Have you heard of the “Window of Dissatisfaction”? According to Forrester Research, you can sell with a closing rate of 74% during this period. In this article you will learn why this concept is so powerful and how you can make use of it to increase your success.
“The two most important requirements for major success are:
first, being in the right place at the right time, and second, doing something about it.”
- Ray Kroc, Founding CEO, McDonalds
Timing is a crucial factor in successful sales. If you are looking to improve your sales performance, then you’d better think about how you can engage prospects and customers when they are tuned into solving their biggest problems.
3 typical buying modes exist:
- Status quo: this is when the buyer is happy with the solution in place and is not searching for a new product or service
- The Window of Dissatisfaction: when a buyer recognises they need to change or do something to solve a problem but hasn’t started the search for a solution yet.
- Searching alternatives: the buyer is unhappy with the product or service and has started to search for a new solution.
It is important you develop a strategy for the three buying modes above, but the savvy sales professional focuses his or her efforts on connecting with those who have recently entered the Window of Dissatisfaction ahead of the competition. The benefits of getting in front of a decision maker before they have started the process of searching for an alternative are higher close ratios, less competitive pressure and therefore probably better margins.
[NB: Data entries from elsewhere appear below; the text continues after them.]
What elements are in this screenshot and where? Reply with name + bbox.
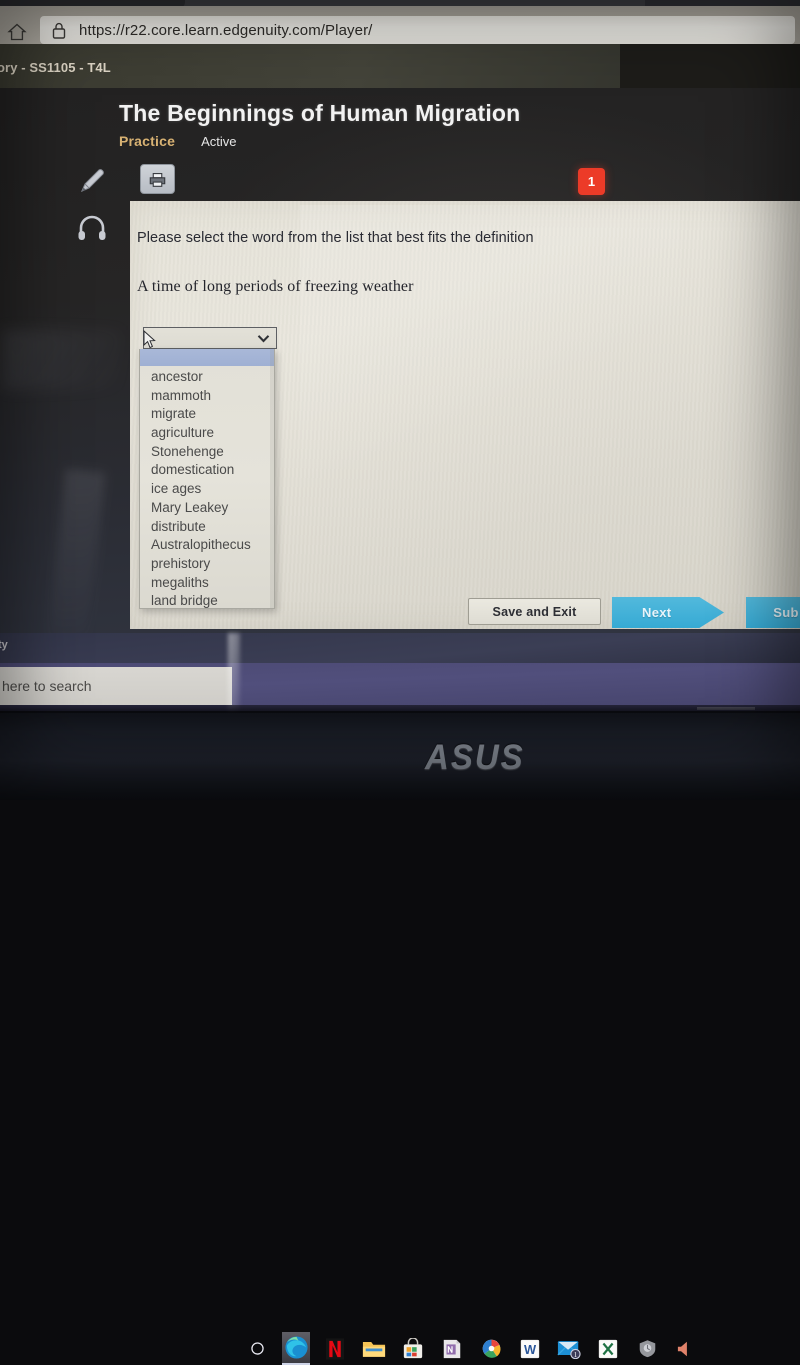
dropdown-option[interactable]: land bridge bbox=[140, 592, 274, 608]
onenote-icon bbox=[443, 1339, 461, 1358]
dropdown-option[interactable]: Australopithecus bbox=[140, 536, 274, 555]
taskbar-file-explorer-button[interactable] bbox=[360, 1332, 388, 1365]
microsoft-store-icon bbox=[403, 1337, 423, 1358]
word-icon: W bbox=[520, 1339, 540, 1358]
tab-active[interactable]: Active bbox=[201, 134, 236, 149]
cortana-circle-icon bbox=[250, 1342, 264, 1355]
taskbar-word-button[interactable]: W bbox=[516, 1332, 544, 1365]
desktop-strip-text: ty bbox=[0, 639, 8, 651]
taskbar-glare bbox=[228, 633, 240, 711]
taskbar-cortana-button[interactable] bbox=[243, 1332, 271, 1365]
taskbar-edge-button[interactable] bbox=[282, 1332, 310, 1365]
dropdown-option[interactable]: migrate bbox=[140, 405, 274, 424]
question-number-badge[interactable]: 1 bbox=[578, 168, 605, 195]
dropdown-option[interactable]: mammoth bbox=[140, 387, 274, 406]
taskbar-security-button[interactable] bbox=[633, 1332, 661, 1365]
dropdown-scrollbar[interactable] bbox=[270, 349, 274, 608]
taskbar-volume-button[interactable] bbox=[672, 1332, 700, 1365]
address-bar[interactable]: https://r22.core.learn.edgenuity.com/Pla… bbox=[40, 16, 795, 44]
pencil-icon[interactable] bbox=[76, 165, 108, 197]
taskbar-search-input[interactable]: here to search bbox=[0, 667, 232, 705]
svg-text:1: 1 bbox=[574, 1352, 578, 1359]
netflix-icon bbox=[326, 1337, 344, 1360]
mail-icon: 1 bbox=[557, 1341, 581, 1359]
taskbar-photos-button[interactable] bbox=[477, 1332, 505, 1365]
dropdown-option[interactable]: prehistory bbox=[140, 555, 274, 574]
lock-icon bbox=[52, 22, 66, 39]
printer-icon bbox=[149, 172, 166, 187]
cursor-arrow-icon bbox=[143, 330, 156, 349]
page-tab-bar-right bbox=[620, 44, 800, 90]
taskbar-mail-button[interactable]: 1 bbox=[555, 1332, 583, 1365]
word-select-dropdown[interactable]: ancestor mammoth migrate agriculture Stonehe… bbox=[139, 349, 275, 609]
browser-toolbar: https://r22.core.learn.edgenuity.com/Pla… bbox=[0, 6, 800, 44]
url-text: https://r22.core.learn.edgenuity.com/Pla… bbox=[79, 21, 373, 39]
dropdown-option[interactable]: ancestor bbox=[140, 368, 274, 387]
taskbar-onenote-button[interactable] bbox=[438, 1332, 466, 1365]
chevron-down-icon bbox=[257, 334, 270, 343]
question-definition: A time of long periods of freezing weath… bbox=[137, 278, 414, 295]
taskbar-netflix-button[interactable] bbox=[321, 1332, 349, 1365]
dropdown-option[interactable]: ice ages bbox=[140, 480, 274, 499]
course-tab-title[interactable]: ory - SS1105 - T4L bbox=[0, 60, 111, 75]
question-prompt: Please select the word from the list tha… bbox=[137, 230, 534, 246]
save-and-exit-button[interactable]: Save and Exit bbox=[468, 598, 601, 625]
headphones-icon[interactable] bbox=[76, 212, 108, 242]
brand-logo: ASUS bbox=[425, 736, 525, 777]
file-explorer-icon bbox=[362, 1342, 386, 1357]
dropdown-option-blank[interactable] bbox=[140, 349, 274, 366]
dropdown-option-list: ancestor mammoth migrate agriculture Stonehe… bbox=[140, 366, 274, 608]
home-icon[interactable] bbox=[7, 22, 27, 42]
submit-button[interactable]: Sub bbox=[746, 597, 800, 628]
taskbar-icon-row: W 1 bbox=[243, 1332, 700, 1365]
word-select-input[interactable] bbox=[143, 327, 277, 349]
search-placeholder-text: here to search bbox=[2, 678, 92, 694]
laptop-photo: https://r22.core.learn.edgenuity.com/Pla… bbox=[0, 0, 800, 1365]
screen-glare-secondary bbox=[2, 330, 122, 390]
svg-text:W: W bbox=[524, 1342, 537, 1357]
dropdown-option[interactable]: Mary Leakey bbox=[140, 499, 274, 518]
dropdown-option[interactable]: agriculture bbox=[140, 424, 274, 443]
taskbar-excel-button[interactable] bbox=[594, 1332, 622, 1365]
dropdown-option[interactable]: distribute bbox=[140, 518, 274, 537]
photos-icon bbox=[482, 1339, 500, 1358]
dropdown-option[interactable]: Stonehenge bbox=[140, 443, 274, 462]
taskbar-microsoft-store-button[interactable] bbox=[399, 1332, 427, 1365]
laptop-bezel bbox=[0, 713, 800, 800]
excel-icon bbox=[598, 1339, 618, 1358]
security-shield-icon bbox=[639, 1340, 655, 1358]
dropdown-option[interactable]: domestication bbox=[140, 461, 274, 480]
edge-browser-icon bbox=[284, 1336, 308, 1359]
desktop-strip bbox=[0, 633, 800, 665]
print-button[interactable] bbox=[140, 164, 175, 194]
volume-speaker-icon bbox=[677, 1341, 687, 1356]
lesson-tabs: Practice Active bbox=[119, 133, 237, 149]
tab-practice[interactable]: Practice bbox=[119, 133, 175, 149]
page-title: The Beginnings of Human Migration bbox=[119, 100, 521, 126]
dropdown-option[interactable]: megaliths bbox=[140, 574, 274, 593]
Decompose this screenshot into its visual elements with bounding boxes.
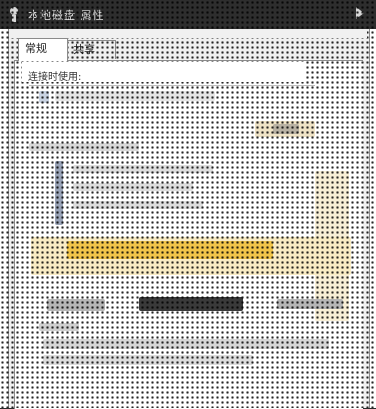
title-bar: 本地磁盘 属性: [0, 0, 376, 29]
blurred-bar: [277, 299, 343, 309]
blurred-row: [43, 339, 329, 349]
blurred-row: [43, 355, 253, 365]
blurred-heading: [39, 323, 79, 331]
blurred-row: [55, 91, 215, 101]
window-title: 本地磁盘 属性: [28, 8, 105, 22]
blurred-row: [39, 91, 49, 103]
blurred-list-item: [73, 183, 193, 191]
blurred-highlight-bar: [67, 241, 273, 259]
blurred-list-item: [73, 201, 203, 209]
properties-window: 本地磁盘 属性 常规 共享 连接时使用: 连接时使用:: [0, 0, 376, 409]
tab-general[interactable]: 常规: [18, 38, 68, 61]
divider: [29, 85, 315, 86]
blurred-button-text: [273, 124, 299, 134]
blurred-list-item: [73, 165, 213, 173]
lightbulb-icon: [8, 6, 20, 23]
clear-area: [9, 30, 367, 38]
tab-panel: 连接时使用:: [14, 60, 363, 409]
tab-sharing[interactable]: 共享: [66, 40, 116, 59]
blurred-dark-bar: [139, 297, 243, 311]
blurred-heading: [29, 143, 139, 151]
connect-using-label-visible: 连接时使用:: [28, 72, 82, 83]
play-arrow-icon[interactable]: [356, 7, 364, 19]
blurred-list: [55, 161, 63, 225]
blurred-bar: [47, 299, 105, 311]
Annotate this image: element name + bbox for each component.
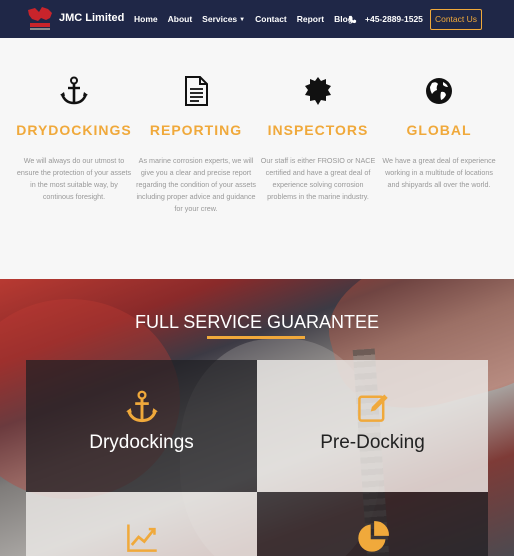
phone-icon [348, 15, 357, 23]
nav-home[interactable]: Home [134, 14, 158, 24]
features-section: DRYDOCKINGS We will always do our utmost… [0, 38, 514, 279]
nav-report[interactable]: Report [297, 14, 324, 24]
feature-text: We will always do our utmost to ensure t… [16, 156, 132, 201]
service-card-analysis[interactable] [257, 492, 488, 556]
caret-down-icon: ▼ [239, 16, 246, 23]
edit-icon [357, 394, 388, 422]
section-title: FULL SERVICE GUARANTEE [134, 312, 380, 332]
full-service-section: FULL SERVICE GUARANTEE Drydockings Pre-D… [0, 279, 514, 556]
phone-number: +45-2889-1525 [365, 14, 423, 24]
globe-icon [426, 78, 452, 104]
anchor-icon [60, 76, 88, 105]
nav-services[interactable]: Services ▼ [202, 14, 245, 24]
service-card-growth[interactable] [26, 492, 257, 556]
badge-icon [305, 77, 331, 105]
line-chart-icon [126, 524, 157, 552]
feature-text: Our staff is either FROSIO or NACE certi… [260, 156, 376, 201]
feature-text: We have a great deal of experience worki… [382, 156, 496, 189]
service-card-drydockings[interactable]: Drydockings [26, 360, 257, 492]
main-nav: Home About Services ▼ Contact Report Blog [134, 14, 363, 24]
service-label: Drydockings [89, 432, 194, 453]
phone-link[interactable]: +45-2889-1525 [348, 14, 423, 24]
service-label: Pre-Docking [320, 432, 425, 453]
pie-chart-icon [357, 521, 389, 552]
navbar: JMC Limited Home About Services ▼ Contact… [0, 0, 514, 38]
service-card-pre-docking[interactable]: Pre-Docking [257, 360, 488, 492]
title-underline [207, 336, 305, 339]
jmc-logo[interactable] [26, 6, 54, 32]
feature-text: As marine corrosion experts, we will giv… [136, 156, 256, 213]
document-icon [185, 76, 208, 106]
feature-title: GLOBAL [406, 122, 472, 138]
nav-services-label: Services [202, 14, 238, 24]
brand-name[interactable]: JMC Limited [59, 12, 124, 24]
nav-contact[interactable]: Contact [255, 14, 287, 24]
nav-about[interactable]: About [168, 14, 193, 24]
contact-us-button[interactable]: Contact Us [430, 9, 482, 30]
anchor-icon [125, 390, 158, 423]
Understanding buying triggers:
Spend time considering the triggers that shift buyers from status quo into the Window of Dissatisfaction. Triggers can include poor experiences or business transition (people, places or priorities). It can also be external factors, such as legal, economic changes or market trends. Make sure you get to know your prospects and customers earlier in the process and become the business resource that helps define the problem, designs the solution and develops an advisory relationship before the competition even knows that the opportunity exists.
 A phrase I first heard from my friend Craig Elias, author of Shift!